Four Quartets Finalists


CAConrad
has been writing poems for over 50 years and working with (Soma)tic poetry rituals for over 20 years. Their latest book is Listen to the Golden Boomerang Return (Wave Books / UK Penguin 2024). They received the Ruth Lilly Poetry Prize, a Creative Capital grant, a Pew Fellowship, a Lambda Poetry Award, and others. The Book of Frank is now available in 9 different languages, and they coedited SUPPLICATION: Selected Poems of John Wieners (Wave Books). They also exhibit poems as sculpture with recent solo shows in London’s Champ Lacombe, MOCA-Tucson, Fluent in Santander, and Batalha Centro in Porto.
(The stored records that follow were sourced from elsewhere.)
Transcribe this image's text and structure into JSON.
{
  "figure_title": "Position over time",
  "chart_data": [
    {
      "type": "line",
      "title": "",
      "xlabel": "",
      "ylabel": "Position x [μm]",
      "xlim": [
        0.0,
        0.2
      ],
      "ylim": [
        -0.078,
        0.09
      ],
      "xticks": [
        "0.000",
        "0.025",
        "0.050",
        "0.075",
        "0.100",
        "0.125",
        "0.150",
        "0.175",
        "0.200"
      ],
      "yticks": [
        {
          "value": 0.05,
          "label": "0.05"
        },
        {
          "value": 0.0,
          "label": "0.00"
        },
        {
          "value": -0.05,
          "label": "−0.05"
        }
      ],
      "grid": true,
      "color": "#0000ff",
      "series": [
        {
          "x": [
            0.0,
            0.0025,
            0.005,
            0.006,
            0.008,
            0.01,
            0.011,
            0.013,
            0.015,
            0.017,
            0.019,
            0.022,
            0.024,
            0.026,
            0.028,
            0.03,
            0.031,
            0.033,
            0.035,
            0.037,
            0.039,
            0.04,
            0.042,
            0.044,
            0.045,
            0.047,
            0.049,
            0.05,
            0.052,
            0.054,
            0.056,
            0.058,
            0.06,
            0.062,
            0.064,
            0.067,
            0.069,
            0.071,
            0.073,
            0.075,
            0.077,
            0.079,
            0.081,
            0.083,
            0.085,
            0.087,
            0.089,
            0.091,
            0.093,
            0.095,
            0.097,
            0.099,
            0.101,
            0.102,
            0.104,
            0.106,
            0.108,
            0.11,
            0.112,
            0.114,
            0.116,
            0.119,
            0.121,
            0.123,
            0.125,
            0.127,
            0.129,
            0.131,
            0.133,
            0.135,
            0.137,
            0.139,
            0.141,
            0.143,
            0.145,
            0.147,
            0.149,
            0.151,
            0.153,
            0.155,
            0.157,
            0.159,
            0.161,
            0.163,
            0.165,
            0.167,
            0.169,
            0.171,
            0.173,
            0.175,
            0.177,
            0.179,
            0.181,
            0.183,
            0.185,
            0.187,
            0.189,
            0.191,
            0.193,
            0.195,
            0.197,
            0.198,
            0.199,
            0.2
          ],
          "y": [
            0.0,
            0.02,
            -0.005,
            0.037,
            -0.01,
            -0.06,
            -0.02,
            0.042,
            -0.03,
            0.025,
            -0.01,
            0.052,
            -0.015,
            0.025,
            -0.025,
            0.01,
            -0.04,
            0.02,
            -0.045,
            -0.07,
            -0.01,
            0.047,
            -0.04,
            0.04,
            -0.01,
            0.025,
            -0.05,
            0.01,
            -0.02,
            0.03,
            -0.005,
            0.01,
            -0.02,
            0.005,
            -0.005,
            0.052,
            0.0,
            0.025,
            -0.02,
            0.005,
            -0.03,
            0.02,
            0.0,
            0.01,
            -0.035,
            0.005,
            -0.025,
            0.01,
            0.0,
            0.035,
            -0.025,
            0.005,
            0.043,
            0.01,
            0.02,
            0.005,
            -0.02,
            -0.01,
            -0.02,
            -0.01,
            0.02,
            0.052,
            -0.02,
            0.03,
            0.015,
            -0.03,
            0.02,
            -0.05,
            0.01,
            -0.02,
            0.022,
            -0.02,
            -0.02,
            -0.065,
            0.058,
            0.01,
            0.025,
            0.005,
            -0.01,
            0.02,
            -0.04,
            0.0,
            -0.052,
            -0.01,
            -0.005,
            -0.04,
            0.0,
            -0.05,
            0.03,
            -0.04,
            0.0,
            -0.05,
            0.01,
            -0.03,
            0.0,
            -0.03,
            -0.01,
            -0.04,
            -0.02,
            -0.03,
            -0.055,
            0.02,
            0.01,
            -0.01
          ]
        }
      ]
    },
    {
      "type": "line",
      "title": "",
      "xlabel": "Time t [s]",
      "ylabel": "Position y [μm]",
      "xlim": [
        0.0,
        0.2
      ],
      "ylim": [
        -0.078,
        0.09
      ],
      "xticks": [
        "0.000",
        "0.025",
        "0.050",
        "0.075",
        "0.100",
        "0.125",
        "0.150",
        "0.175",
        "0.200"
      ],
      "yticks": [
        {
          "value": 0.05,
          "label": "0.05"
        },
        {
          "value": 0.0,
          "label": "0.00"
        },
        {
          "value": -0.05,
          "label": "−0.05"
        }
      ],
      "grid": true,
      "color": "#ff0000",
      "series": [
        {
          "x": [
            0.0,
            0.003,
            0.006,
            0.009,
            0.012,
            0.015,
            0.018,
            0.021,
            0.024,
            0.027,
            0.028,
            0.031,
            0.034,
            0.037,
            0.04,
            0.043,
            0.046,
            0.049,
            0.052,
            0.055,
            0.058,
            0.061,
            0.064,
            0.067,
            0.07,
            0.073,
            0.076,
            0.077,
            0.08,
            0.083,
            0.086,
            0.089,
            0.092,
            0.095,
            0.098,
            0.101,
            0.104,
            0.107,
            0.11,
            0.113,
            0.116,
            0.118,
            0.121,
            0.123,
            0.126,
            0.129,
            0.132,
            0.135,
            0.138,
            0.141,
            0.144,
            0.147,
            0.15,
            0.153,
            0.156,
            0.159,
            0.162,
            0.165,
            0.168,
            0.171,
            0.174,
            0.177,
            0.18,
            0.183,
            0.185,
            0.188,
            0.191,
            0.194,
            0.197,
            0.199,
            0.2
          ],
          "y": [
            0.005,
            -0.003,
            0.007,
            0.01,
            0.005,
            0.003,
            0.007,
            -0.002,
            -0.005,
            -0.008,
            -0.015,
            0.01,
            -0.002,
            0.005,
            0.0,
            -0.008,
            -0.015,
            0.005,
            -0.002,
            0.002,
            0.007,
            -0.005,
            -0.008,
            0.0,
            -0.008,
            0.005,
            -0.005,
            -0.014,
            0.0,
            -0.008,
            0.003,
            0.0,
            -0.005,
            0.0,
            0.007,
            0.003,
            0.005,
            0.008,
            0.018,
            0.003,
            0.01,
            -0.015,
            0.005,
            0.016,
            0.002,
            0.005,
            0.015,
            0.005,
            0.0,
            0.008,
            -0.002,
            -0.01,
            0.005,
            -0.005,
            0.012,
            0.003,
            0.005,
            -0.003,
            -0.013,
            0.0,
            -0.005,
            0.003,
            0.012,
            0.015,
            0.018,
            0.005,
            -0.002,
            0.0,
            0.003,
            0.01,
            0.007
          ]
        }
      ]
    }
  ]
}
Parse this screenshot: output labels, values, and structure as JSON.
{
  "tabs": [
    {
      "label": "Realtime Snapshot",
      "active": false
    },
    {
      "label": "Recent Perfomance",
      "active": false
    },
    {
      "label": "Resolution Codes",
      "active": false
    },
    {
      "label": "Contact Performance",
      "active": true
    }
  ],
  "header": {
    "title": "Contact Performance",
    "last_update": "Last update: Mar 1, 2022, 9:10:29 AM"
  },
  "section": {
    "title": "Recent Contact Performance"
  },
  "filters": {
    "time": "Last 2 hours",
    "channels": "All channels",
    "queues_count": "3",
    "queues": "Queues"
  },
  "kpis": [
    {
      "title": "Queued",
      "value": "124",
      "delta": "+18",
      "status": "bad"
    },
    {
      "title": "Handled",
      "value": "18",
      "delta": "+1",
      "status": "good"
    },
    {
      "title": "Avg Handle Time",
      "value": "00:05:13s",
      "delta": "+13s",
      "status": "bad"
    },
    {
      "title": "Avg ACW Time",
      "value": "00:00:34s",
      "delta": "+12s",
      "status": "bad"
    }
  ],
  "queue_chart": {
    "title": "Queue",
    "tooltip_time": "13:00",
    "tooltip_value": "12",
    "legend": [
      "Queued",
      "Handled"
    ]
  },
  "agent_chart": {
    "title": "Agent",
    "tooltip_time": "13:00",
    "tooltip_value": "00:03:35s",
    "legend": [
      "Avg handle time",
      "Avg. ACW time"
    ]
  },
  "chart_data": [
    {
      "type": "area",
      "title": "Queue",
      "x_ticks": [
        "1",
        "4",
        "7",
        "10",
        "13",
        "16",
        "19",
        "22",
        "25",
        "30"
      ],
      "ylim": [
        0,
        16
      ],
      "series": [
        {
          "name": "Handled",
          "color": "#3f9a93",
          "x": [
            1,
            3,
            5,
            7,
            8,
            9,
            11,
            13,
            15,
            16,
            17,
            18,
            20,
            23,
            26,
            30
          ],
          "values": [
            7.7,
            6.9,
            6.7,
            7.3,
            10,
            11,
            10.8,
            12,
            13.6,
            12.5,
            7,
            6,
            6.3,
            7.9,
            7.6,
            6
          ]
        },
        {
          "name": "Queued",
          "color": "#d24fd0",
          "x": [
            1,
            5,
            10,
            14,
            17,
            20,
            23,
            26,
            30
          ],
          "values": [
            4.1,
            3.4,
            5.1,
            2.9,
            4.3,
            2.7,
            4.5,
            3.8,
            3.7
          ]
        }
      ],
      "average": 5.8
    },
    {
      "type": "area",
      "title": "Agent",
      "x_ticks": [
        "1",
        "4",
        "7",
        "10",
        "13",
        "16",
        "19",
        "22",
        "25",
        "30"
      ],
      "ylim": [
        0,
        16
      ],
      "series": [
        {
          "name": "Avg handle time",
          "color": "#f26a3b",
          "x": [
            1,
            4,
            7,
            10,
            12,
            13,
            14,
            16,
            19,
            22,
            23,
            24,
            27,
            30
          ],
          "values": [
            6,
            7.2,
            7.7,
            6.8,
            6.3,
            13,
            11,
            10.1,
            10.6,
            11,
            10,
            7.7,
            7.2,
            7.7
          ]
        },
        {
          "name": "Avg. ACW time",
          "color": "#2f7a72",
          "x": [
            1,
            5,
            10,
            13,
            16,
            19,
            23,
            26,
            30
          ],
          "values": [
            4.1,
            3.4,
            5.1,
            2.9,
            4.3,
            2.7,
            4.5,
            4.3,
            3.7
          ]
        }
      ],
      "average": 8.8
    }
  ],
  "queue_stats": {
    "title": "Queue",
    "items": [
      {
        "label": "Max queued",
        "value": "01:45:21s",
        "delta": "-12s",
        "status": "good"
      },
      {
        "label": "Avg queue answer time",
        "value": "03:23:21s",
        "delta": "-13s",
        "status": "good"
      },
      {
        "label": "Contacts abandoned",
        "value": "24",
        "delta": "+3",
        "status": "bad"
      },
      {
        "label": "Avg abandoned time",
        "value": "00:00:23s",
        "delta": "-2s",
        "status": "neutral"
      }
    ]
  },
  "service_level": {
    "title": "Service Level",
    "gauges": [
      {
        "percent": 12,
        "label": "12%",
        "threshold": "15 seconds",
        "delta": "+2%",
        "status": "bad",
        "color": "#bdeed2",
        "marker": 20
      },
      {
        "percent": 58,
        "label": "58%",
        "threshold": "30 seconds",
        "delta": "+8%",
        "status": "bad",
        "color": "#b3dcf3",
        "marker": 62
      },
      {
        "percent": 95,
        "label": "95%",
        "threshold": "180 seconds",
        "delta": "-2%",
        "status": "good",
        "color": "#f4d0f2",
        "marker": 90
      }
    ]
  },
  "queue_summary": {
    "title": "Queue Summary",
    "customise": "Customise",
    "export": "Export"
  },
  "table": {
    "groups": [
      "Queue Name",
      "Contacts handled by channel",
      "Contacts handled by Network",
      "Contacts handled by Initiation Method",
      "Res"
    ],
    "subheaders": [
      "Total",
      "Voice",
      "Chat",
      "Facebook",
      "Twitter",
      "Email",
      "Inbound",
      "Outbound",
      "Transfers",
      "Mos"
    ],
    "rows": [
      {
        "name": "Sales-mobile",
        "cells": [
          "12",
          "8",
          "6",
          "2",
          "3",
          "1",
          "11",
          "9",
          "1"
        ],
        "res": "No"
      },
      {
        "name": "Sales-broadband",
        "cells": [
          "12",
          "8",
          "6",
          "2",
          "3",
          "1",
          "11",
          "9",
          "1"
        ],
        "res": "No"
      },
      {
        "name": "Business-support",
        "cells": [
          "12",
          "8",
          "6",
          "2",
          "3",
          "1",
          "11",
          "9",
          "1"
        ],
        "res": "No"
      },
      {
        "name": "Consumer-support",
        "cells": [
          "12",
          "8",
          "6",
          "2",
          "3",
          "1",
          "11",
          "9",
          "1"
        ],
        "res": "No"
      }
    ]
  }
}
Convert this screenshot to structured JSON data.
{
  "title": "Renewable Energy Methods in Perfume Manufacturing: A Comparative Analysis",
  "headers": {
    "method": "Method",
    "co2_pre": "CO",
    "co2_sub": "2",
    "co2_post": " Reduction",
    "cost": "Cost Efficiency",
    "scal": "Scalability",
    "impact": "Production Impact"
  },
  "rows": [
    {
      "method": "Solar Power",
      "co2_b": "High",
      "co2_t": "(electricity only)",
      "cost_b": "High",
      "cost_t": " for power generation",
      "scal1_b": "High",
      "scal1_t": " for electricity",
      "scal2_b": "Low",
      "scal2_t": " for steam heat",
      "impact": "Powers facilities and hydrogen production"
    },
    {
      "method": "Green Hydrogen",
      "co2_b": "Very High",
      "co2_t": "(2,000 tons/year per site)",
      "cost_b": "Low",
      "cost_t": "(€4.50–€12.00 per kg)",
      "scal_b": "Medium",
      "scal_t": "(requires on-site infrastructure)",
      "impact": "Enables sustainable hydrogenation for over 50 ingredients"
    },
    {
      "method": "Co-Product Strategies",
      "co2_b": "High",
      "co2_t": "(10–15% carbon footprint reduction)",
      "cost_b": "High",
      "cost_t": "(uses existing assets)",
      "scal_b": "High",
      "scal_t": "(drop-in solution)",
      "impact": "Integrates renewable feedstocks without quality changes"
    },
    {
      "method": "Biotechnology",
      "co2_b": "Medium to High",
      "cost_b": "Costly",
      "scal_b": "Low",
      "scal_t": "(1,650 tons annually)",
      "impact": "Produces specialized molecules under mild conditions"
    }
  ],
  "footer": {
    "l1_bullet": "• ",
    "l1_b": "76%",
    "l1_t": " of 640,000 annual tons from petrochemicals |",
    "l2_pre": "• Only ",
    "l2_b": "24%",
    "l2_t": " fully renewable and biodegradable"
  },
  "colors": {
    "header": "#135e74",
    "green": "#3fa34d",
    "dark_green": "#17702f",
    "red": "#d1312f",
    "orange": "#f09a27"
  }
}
They teach at the Sandberg Art Institute and De Ateliers in Amsterdam.

Morgan Võ
is a poet and librarian concerned with resonance, contingency, difficulty understanding, and the presence of the dead among the living. They are the author of The Selkie (The Song Cave, 2024). His poems were anthologized in Pathetic Literature (Grove Atlantic, 2023), and have most recently appeared in A Perfect Vacuum, Makhzin, and Changes Review. Originally from coastal Virginia, they live now in Brooklyn, New York.